Painting by Rosa Bonheur

Haymaking in the Auvergne (French: Fenaison d'Auvergne or La fenaison en Auvergne) is an 1855 oil painting by French artist Rosa Bonheur. It measures 215 × 422 cm.

After her first great artistic success, Ploughing in the Nivernais exhibited at the Salon of 1849, Bonheur showed studies of two new paintings to French Minister of Fine Arts Charles de Morny, Duke of Morny.

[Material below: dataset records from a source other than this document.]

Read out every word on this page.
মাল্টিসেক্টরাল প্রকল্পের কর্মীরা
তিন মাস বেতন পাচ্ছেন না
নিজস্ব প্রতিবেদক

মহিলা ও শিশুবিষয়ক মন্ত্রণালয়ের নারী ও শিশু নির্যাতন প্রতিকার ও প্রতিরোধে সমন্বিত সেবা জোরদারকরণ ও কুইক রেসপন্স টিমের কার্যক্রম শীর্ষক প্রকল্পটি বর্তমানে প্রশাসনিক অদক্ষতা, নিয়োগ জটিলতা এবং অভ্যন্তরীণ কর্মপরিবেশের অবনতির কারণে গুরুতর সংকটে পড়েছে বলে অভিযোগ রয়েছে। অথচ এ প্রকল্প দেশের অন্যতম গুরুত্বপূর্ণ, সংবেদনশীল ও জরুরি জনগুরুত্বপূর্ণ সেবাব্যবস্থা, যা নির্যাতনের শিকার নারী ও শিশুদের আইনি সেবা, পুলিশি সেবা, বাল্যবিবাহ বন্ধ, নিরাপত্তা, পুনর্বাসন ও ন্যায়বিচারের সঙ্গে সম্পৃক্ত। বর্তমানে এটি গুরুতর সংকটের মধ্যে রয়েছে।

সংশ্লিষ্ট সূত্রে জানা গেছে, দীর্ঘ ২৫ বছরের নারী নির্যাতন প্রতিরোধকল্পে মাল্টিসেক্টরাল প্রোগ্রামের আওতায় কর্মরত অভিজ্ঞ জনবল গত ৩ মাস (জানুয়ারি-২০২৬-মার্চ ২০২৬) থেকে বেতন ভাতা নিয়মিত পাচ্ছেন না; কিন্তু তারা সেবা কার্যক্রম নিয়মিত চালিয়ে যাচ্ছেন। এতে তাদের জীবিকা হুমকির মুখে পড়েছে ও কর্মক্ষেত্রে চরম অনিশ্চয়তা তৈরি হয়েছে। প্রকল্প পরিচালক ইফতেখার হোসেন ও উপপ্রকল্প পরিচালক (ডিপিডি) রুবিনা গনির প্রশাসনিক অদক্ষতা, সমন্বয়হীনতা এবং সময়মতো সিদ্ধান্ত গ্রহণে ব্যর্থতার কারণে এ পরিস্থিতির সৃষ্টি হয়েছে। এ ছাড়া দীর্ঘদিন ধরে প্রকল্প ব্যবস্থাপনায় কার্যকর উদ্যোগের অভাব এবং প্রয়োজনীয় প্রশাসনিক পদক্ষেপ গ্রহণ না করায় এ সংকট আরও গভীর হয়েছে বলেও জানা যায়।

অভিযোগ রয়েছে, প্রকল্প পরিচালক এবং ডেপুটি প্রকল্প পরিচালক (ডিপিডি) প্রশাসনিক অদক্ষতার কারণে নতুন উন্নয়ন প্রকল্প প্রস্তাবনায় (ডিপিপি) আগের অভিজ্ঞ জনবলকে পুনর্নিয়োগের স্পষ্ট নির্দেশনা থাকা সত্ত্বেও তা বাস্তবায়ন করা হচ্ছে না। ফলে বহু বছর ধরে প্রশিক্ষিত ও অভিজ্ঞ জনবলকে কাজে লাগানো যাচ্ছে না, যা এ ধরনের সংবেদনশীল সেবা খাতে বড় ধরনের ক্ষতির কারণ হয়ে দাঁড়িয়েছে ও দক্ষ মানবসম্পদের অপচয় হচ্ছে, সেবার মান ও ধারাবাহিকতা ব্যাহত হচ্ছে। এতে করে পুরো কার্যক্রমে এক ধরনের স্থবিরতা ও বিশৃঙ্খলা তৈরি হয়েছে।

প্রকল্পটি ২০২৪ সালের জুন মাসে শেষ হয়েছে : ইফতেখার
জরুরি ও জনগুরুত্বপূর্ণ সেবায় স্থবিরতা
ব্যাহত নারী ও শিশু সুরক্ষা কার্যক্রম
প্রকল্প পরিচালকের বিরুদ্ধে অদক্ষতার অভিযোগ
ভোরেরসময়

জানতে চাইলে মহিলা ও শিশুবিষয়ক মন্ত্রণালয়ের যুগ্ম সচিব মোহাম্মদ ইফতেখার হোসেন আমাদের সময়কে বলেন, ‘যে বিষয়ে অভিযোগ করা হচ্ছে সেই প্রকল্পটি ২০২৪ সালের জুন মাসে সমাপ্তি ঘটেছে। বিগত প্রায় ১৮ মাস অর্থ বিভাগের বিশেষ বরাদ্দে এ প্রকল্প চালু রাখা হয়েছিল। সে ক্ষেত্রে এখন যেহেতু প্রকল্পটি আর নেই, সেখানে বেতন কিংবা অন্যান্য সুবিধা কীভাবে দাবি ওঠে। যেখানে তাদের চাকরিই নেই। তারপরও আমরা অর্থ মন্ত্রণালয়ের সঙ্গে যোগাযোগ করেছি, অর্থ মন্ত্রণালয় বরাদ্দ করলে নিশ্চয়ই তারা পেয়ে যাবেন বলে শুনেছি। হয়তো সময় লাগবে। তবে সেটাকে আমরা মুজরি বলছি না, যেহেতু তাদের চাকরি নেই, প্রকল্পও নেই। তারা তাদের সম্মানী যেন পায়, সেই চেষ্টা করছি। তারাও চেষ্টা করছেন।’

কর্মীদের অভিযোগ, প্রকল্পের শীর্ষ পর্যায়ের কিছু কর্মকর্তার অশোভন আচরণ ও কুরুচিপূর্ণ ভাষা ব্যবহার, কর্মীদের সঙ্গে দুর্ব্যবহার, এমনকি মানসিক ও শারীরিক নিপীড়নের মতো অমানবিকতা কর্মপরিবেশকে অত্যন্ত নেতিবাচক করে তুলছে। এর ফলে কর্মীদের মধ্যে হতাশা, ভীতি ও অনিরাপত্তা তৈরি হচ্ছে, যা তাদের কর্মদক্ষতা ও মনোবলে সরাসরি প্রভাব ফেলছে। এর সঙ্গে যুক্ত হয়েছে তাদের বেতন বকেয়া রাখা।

He rejected one, The Horse Fair, and commissioned Haymaking in the Auvergne instead. Bonheur focussed on completing The Horse Fair first, and De Morny attempted to change his mind after its good reception at the Paris Salon of 1853.

The painting depicts the loading of a hay onto a cart pulled by four oxen. The beasts to the right wait patiently, attended by a man in wide-brimmed hat. Other men are cutting grass with scythes, while women rake up the hay, and other people use pitchforks to lift the hay onto a large pile on the cart.

The painting was bought by the French state in 1854 for 20,000 francs. It won a gold medal when it was exhibited at the Salon of 1855 during the Exposition Universelle in Paris in 1855, as a pendant to Ploughing in the Nivernais. It was also exhibited as part of the retrospective of 19th century French art at the 1900 Exposition Universelle.

The painting was held at the Musée du Luxembourg from 1874 to 1878, and then moved to the Château de Fontainebleau, where it remains. A smaller version, 71.1 × 129 cm is in a private collection. The print of an engraving by William Turner Davey was published in London in 1878 by Louis Brall & Sons.